Aquellas palabras se le grabaron en el alma e hicieron que recobrara el juicio. Y al final se arrepintió y regresó junto a sus compañeros.
Vio cómo Eltanin se apoderaba del único fruto del Árbol del Mundo que no se había perdido. Y cómo se realizaba un corte en el pecho y empapaba el fruto con su propia sangre.
—Solo tú y yo podemos tocar este fruto, lo juro por mi sangre —oyó que decía. El mismo sello que él había roto poco antes a instancias de Nidhoggr. Por eso el guiverno quiso llevarlo consigo, porque era el único que podía tocar el fruto y romper el hechizo.
Por último vio a Eltanin luchando hasta el final, él solo contra cientos de guivernos. Y lo vio derrotado. Algo se rompió en el corazón de Fabio; al final se había arrepentido.
Los injertos metálicos temblaron, dejaron de apretar y, poco a poco, se fueron oxidando de la base a la punta. El óxido los devoró hasta desintegrarlos por completo. Sofía y Fabio quedaron libres, cubiertos por un fino polvo rojo. Se quedaron en el suelo unos instantes, exhaustos. En el llano solo se oía la respiración de ambos. Sofía apoyó la mano en el pecho de Fabio. Percibió bajo la palma que su corazón latía con fuerza. «Lo he salvado —pensó, loca de alegría—. Esta vez lo he salvado».

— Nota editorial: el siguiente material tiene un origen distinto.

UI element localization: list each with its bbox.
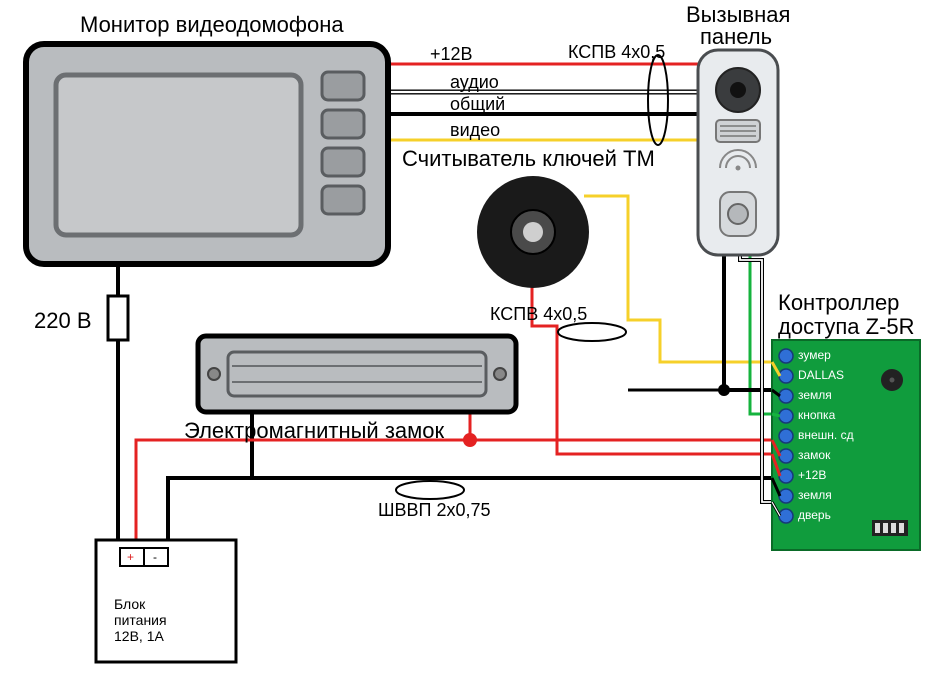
pin-door: дверь [798, 508, 831, 522]
term-extled [779, 429, 793, 443]
pin-12v: +12В [798, 468, 826, 482]
cable-label-mid1: КСПВ 4х0,5 [490, 304, 587, 325]
term-lock [779, 449, 793, 463]
em-lock-title: Электромагнитный замок [184, 418, 444, 444]
term-button [779, 409, 793, 423]
wire-door-outline [740, 255, 772, 502]
pin-lock: замок [798, 448, 830, 462]
term-door [779, 509, 793, 523]
cable-sleeve-mid1 [558, 323, 626, 341]
monitor-btn-2 [322, 110, 364, 138]
term-dallas [779, 369, 793, 383]
wire-psu-black [168, 478, 252, 540]
controller-title-2: доступа Z-5R [778, 314, 915, 340]
cable-sleeve-top [648, 55, 668, 145]
pin-gnd1: земля [798, 388, 832, 402]
wire-psu-red [136, 440, 470, 540]
reader-contact [523, 222, 543, 242]
cable-sleeve-mid2 [396, 481, 464, 499]
wire-panel-black [724, 255, 772, 390]
pin-dallas: DALLAS [798, 368, 844, 382]
cable-label-top: КСПВ 4х0,5 [568, 42, 665, 63]
reader-title: Считыватель ключей ТМ [402, 146, 655, 172]
pin-gnd2: земля [798, 488, 832, 502]
call-panel-lens [730, 82, 746, 98]
wire-label-audio: аудио [450, 72, 499, 93]
mains-box [108, 296, 128, 340]
call-panel-title-2: панель [700, 24, 772, 50]
term-zummer [779, 349, 793, 363]
monitor-btn-1 [322, 72, 364, 100]
term-gnd1 [779, 389, 793, 403]
wire-label-common: общий [450, 94, 505, 115]
wire-lock-red [470, 412, 772, 440]
pin-extled: внешн. сд [798, 428, 854, 442]
voltage-220-label: 220 В [34, 308, 92, 334]
cable-label-shvvp: ШВВП 2х0,75 [378, 500, 491, 521]
pin-button: кнопка [798, 408, 835, 422]
monitor-title: Монитор видеодомофона [80, 12, 344, 38]
psu-minus: - [153, 550, 157, 564]
monitor-screen [56, 75, 301, 235]
psu-plus: + [127, 550, 134, 564]
controller-title-1: Контроллер [778, 290, 899, 316]
psu-line-3: 12В, 1А [114, 628, 164, 644]
wire-label-video: видео [450, 120, 500, 141]
wire-door-white [740, 255, 772, 502]
monitor-btn-3 [322, 148, 364, 176]
em-lock-plate [228, 352, 486, 396]
term-gnd2 [779, 489, 793, 503]
term-12v [779, 469, 793, 483]
pin-zummer: зумер [798, 348, 831, 362]
psu-line-1: Блок [114, 596, 145, 612]
psu-line-2: питания [114, 612, 167, 628]
monitor-btn-4 [322, 186, 364, 214]
wire-label-12v: +12В [430, 44, 473, 65]
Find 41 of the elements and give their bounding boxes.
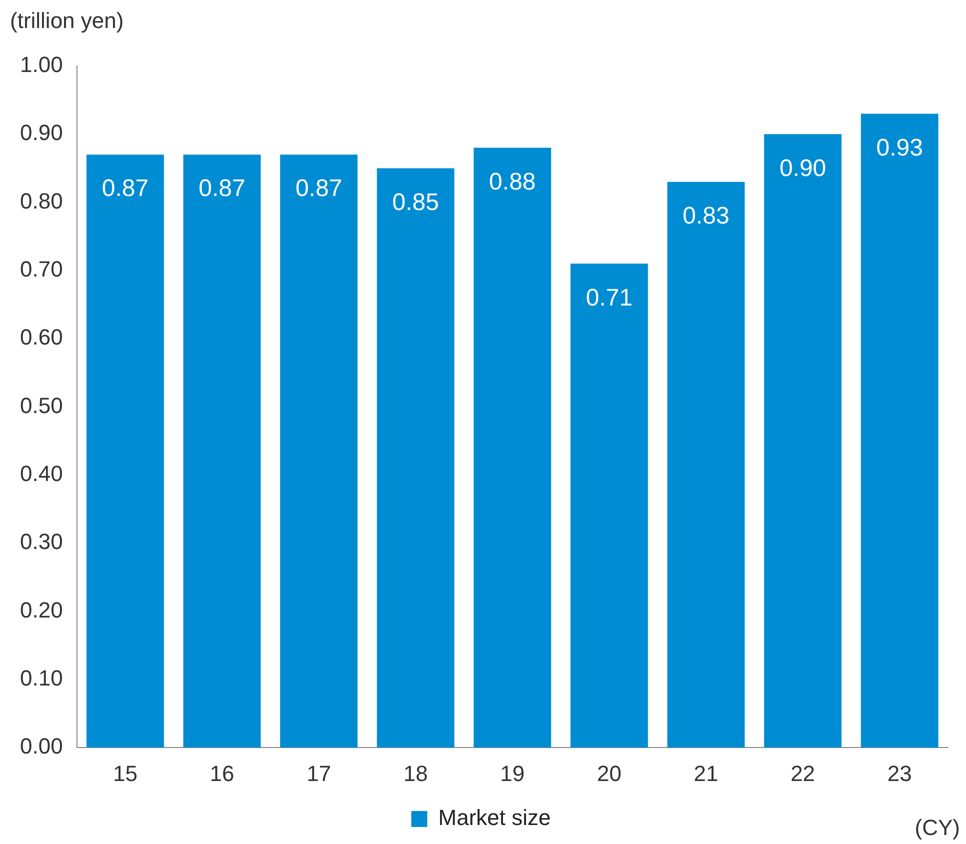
bar bbox=[570, 264, 648, 748]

—Gracias —murmuró Fabio. Un susurro, como si se avergonzara de haberlo dicho.
Y se levantó con ímpetu. En sus ojos brillaba una ira ciega y devastadora.
—Ese maldito… ese maldito me ha utilizado —dijo entre dientes. Las alas le estallaron en la espalda—. ¡Me las pagará! —añadió con rabia, y echó a volar.
Sofía se puso en pie con mucho esfuerzo e invocó sus alas. Estaba agotada, pero aún tenía mucho que hacer. En un abrir y cerrar de ojos, ella también se lanzó a perseguir el fruto.